Création d’un écosystème agricole
Le chantier a cependant nécessité la création quasi intégrale d’un écosystème agricole dans une région dépourvue d’infrastructures de base. Le groupe italien a dû accélérer simultanément le forage de puits, l’installation des systèmes d’irrigation, la construction de pistes agricoles et l’organisation logistique des opérations sur le terrain. En quelques mois, 40 systèmes d’irrigation pivot importés d’Italie ont été mis en service, chacun couvrant environ 40 hectares.
Laboratoire pour l’agriculture saharienne
Au-delà de la production céréalière elle-même, le projet constitue un laboratoire grandeur nature pour l’agriculture saharienne. Les premiers cycles de culture ont permis de collecter des données sur la qualité de l’eau, les caractéristiques des sols désertiques et l’adaptation génétique des variétés de blé aux conditions extrêmes du Sahara. BF estime qu’il faudra entre deux et trois ans pour stabiliser pleinement les performances agronomiques de la zone. L’objectif affiché est d’atteindre un rendement moyen d’environ 60 quintaux par hectare, un niveau considéré comme particulièrement compétitif dans un environnement désertique.
Innovation technologique et semences
La dimension technologique occupe une place centrale dans l’initiative.
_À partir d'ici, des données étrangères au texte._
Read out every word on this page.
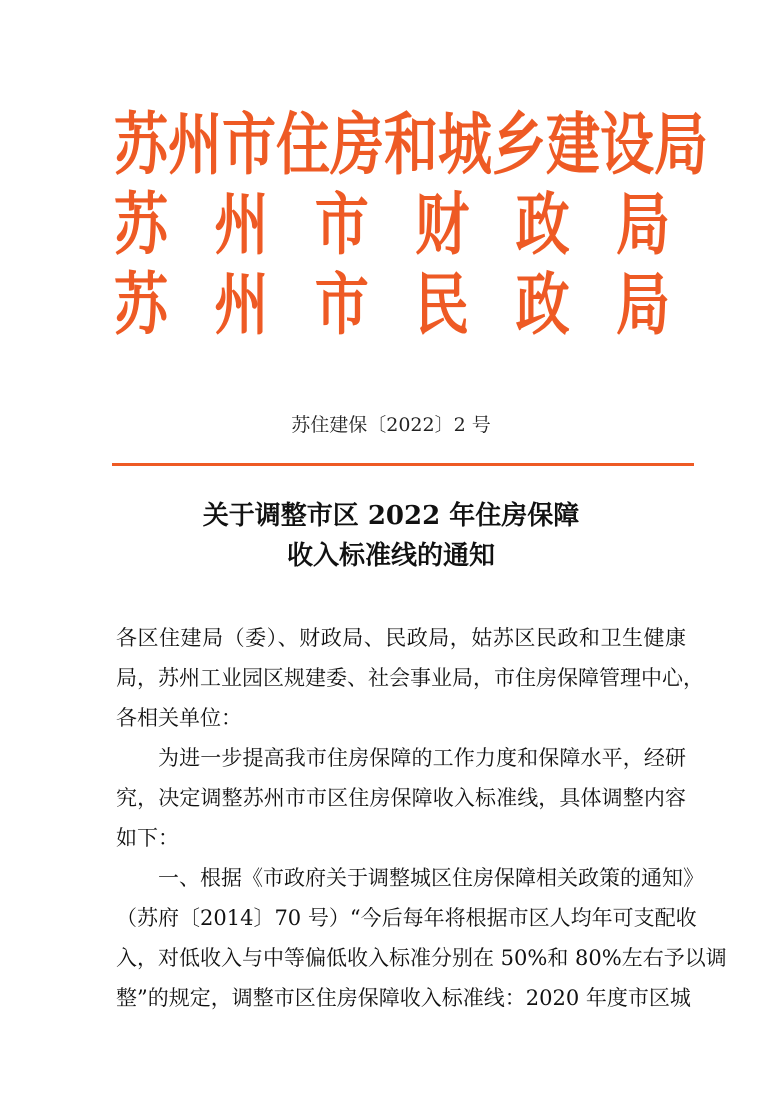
苏 州 市 住 房 和 城 乡 建 设 局
苏 州 市 财 政 局
苏 州 市 民 政 局
苏住建保〔2022〕2 号
关于调整市区 2022 年住房保障
收入标准线的通知
各区住建局（委）、财政局、民政局，姑苏区民政和卫生健康
局，苏州工业园区规建委、社会事业局，市住房保障管理中心，
各相关单位：
为进一步提高我市住房保障的工作力度和保障水平，经研
究，决定调整苏州市市区住房保障收入标准线，具体调整内容
如下：
一、根据《市政府关于调整城区住房保障相关政策的通知》
（苏府〔2014〕70 号）“今后每年将根据市区人均年可支配收
入，对低收入与中等偏低收入标准分别在 50%和 80%左右予以调
整”的规定，调整市区住房保障收入标准线：2020 年度市区城
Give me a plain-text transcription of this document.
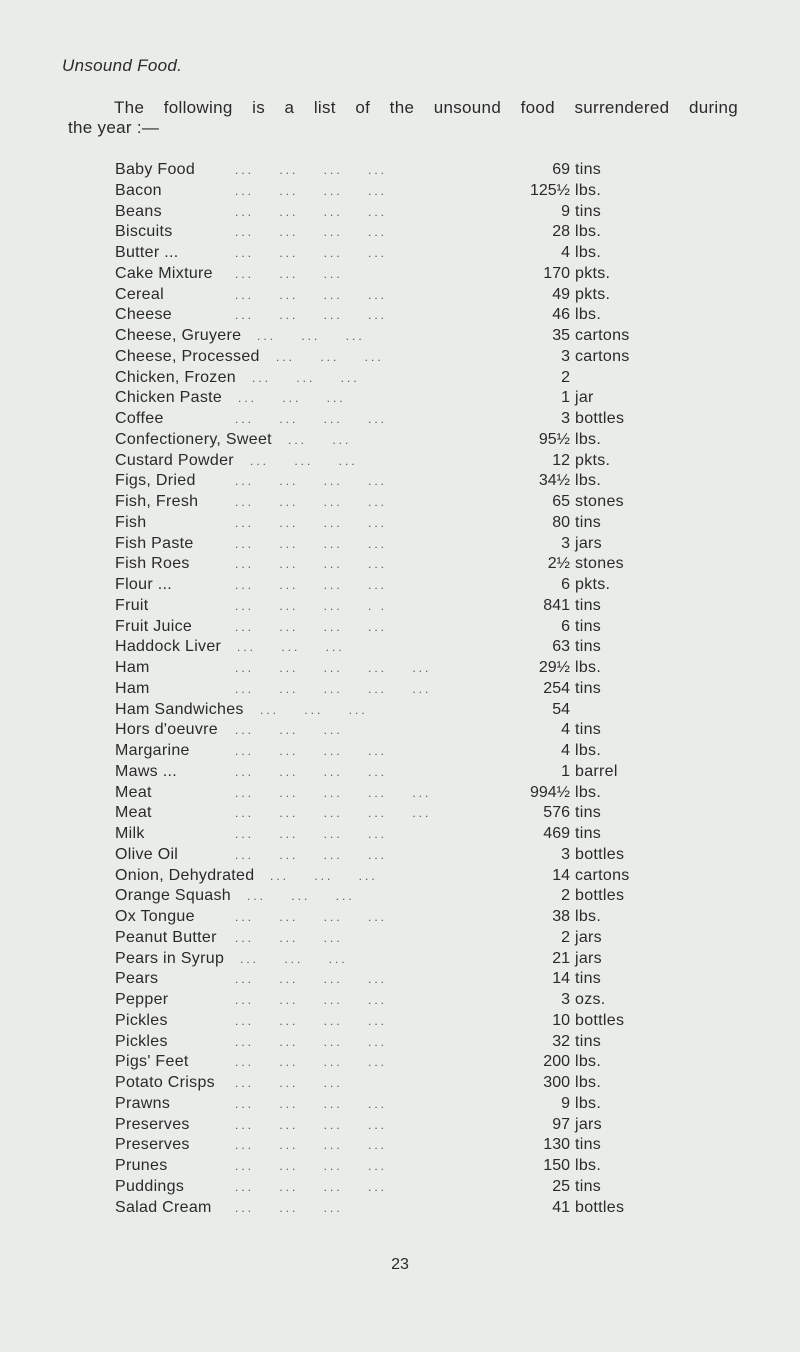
Unsound Food.
The following is a list of the unsound food surrendered during
the year :—
Baby Food	...    ...    ...    ...	69 tins
Bacon	...    ...    ...    ...	125½ lbs.
Beans	...    ...    ...    ...	9 tins
Biscuits	...    ...    ...    ...	28 lbs.
Butter ...	...    ...    ...    ...	4 lbs.
Cake Mixture ...    ...    ...	170 pkts.
Cereal	...    ...    ...    ...	49 pkts.
Cheese	...    ...    ...    ...	46 lbs.
Cheese, Gruyere ...    ...    ...	35 cartons
Cheese, Processed ...    ...    ...	3 cartons
Chicken, Frozen ...    ...    ...	2
Chicken Paste ...    ...    ...	1 jar
Coffee	...    ...    ...    ...	3 bottles
Confectionery, Sweet ...    ...	95½ lbs.
Custard Powder ...    ...    ...	12 pkts.
Figs, Dried	...    ...    ...    ...	34½ lbs.
Fish, Fresh	...    ...    ...    ...	65 stones
Fish	...    ...    ...    ...	80 tins
Fish Paste	...    ...    ...    ...	3 jars
Fish Roes	...    ...    ...    ...	2½ stones
Flour ...	...    ...    ...    ...	6 pkts.
Fruit	...    ...    ...    . .	841 tins
Fruit Juice	...    ...    ...    ...	6 tins
Haddock Liver ...    ...    ...	63 tins
Ham	...    ...    ...    ...    ...	29½ lbs.
Ham	...    ...    ...    ...    ...	254 tins
Ham Sandwiches ...    ...    ...	54
Hors d'oeuvre ...    ...    ...	4 tins
Margarine	...    ...    ...    ...	4 lbs.
Maws ...	...    ...    ...    ...	1 barrel
Meat	...    ...    ...    ...    ...	994½ lbs.
Meat	...    ...    ...    ...    ...	576 tins
Milk	...    ...    ...    ...	469 tins
Olive Oil	...    ...    ...    ...	3 bottles
Onion, Dehydrated ...    ...    ...	14 cartons
Orange Squash ...    ...    ...	2 bottles
Ox Tongue	...    ...    ...    ...	38 lbs.
Peanut Butter ...    ...    ...	2 jars
Pears in Syrup ...    ...    ...	21 jars
Pears	...    ...    ...    ...	14 tins
Pepper	...    ...    ...    ...	3 ozs.
Pickles	...    ...    ...    ...	10 bottles
Pickles	...    ...    ...    ...	32 tins
Pigs' Feet	...    ...    ...    ...	200 lbs.
Potato Crisps ...    ...    ...	300 lbs.
Prawns	...    ...    ...    ...	9 lbs.
Preserves	...    ...    ...    ...	97 jars
Preserves	...    ...    ...    ...	130 tins
Prunes	...    ...    ...    ...	150 lbs.
Puddings	...    ...    ...    ...	25 tins
Salad Cream ...    ...    ...	41 bottles
23
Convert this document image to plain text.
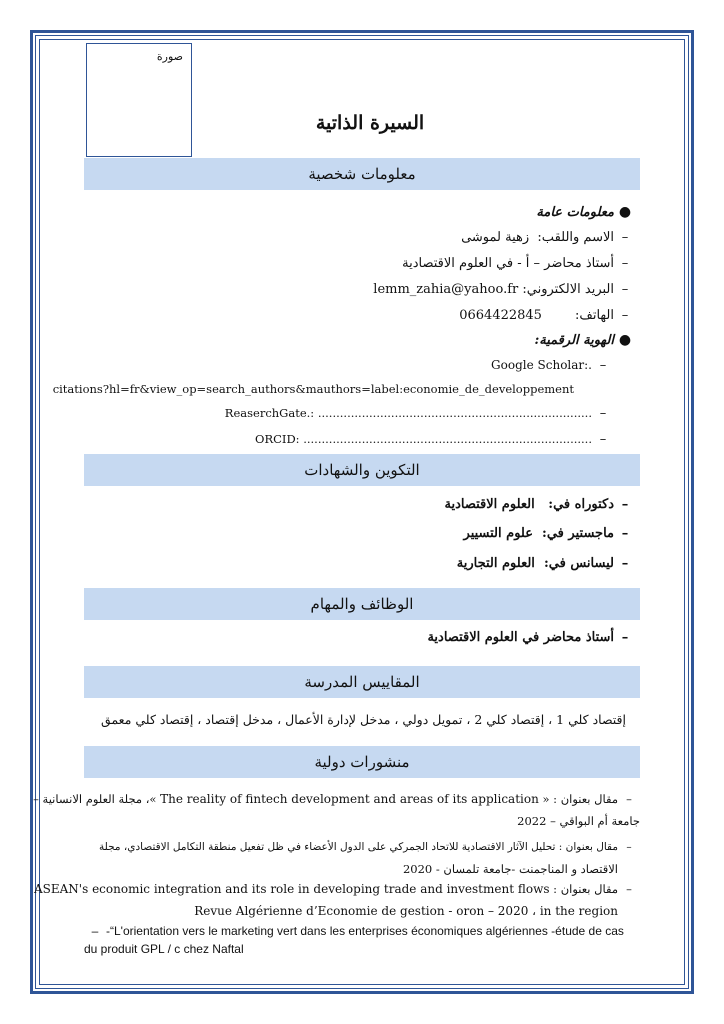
صورة
السيرة الذاتية
معلومات شخصية
●معلومات عامة
–الاسم واللقب:  زهية لموشى
–أستاذ محاضر – أ - في العلوم الاقتصادية
–البريد الالكتروني: lemm_zahia@yahoo.fr
–الهاتف:        0664422845
●الهوية الرقمية:
–Google Scholar:.
citations?hl=fr&view_op=search_authors&mauthors=label:economie_de_developpement
–ReaserchGate.: ...........................................................................
–ORCID: ...............................................................................
التكوين والشهادات
–دكتوراه في:   العلوم الاقتصادية
–ماجستير في:  علوم التسيير
–ليسانس في:  العلوم التجارية
الوظائف والمهام
–أستاذ محاضر في العلوم الاقتصادية
المقاييس المدرسة
إقتصاد كلي 1 ، إقتصاد كلي 2 ، تمويل دولي ، مدخل لإدارة الأعمال ، مدخل إقتصاد ، إقتصاد كلي معمق
منشورات دولية
–مقال بعنوان : « The reality of fintech development and areas of its application »، مجلة العلوم الانسانية –
جامعة أم البواقي – 2022
–مقال بعنوان : تحليل الآثار الاقتصادية للاتحاد الجمركي على الدول الأعضاء في ظل تفعيل منطقة التكامل الاقتصادي، مجلة
الاقتصاد و المناجمنت -جامعة تلمسان - 2020
–مقال بعنوان : ASEAN's economic integration and its role in developing trade and investment flows
Revue Algérienne d’Economie de gestion - oron – 2020 ، in the region
– -“L'orientation vers le marketing vert dans les enterprises économiques algériennes -étude de cas du produit GPL / c chez Naftal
Le groupe italien a introduit des semences développées par la Sis (Società italiana sementi), spécialisée dans le blé tendre et dur, ainsi que des équipements agricoles, moissonneuses-batteuses et fertilisants innovants. Parmi les variétés déjà implantées figure “Ciccio”, présentée comme l’une des plus performantes actuellement disponibles sur le marché algérien.
Modernisation agricole en Algérie
Selon Mazzotti, une partie importante des semences encore utilisées en Algérie provient de programmes génétiques datant des années 1980 et 1990, avec des limites croissantes en matière de rendement. Le projet vise donc aussi à moderniser l’écosystème agricole local par le transfert de technologies et de savoir-faire italiens.
Gestion de l’eau dans le Sahara
L’enjeu hydrique reste néanmoins déterminant. “Sans eau, aucune agriculture durable ne peut exister dans le Sahara”, a souligné Mazzotti, tout en rappelant que le climat désertique présente également certains avantages agronomiques, notamment la faible humidité qui limite les maladies et les parasites.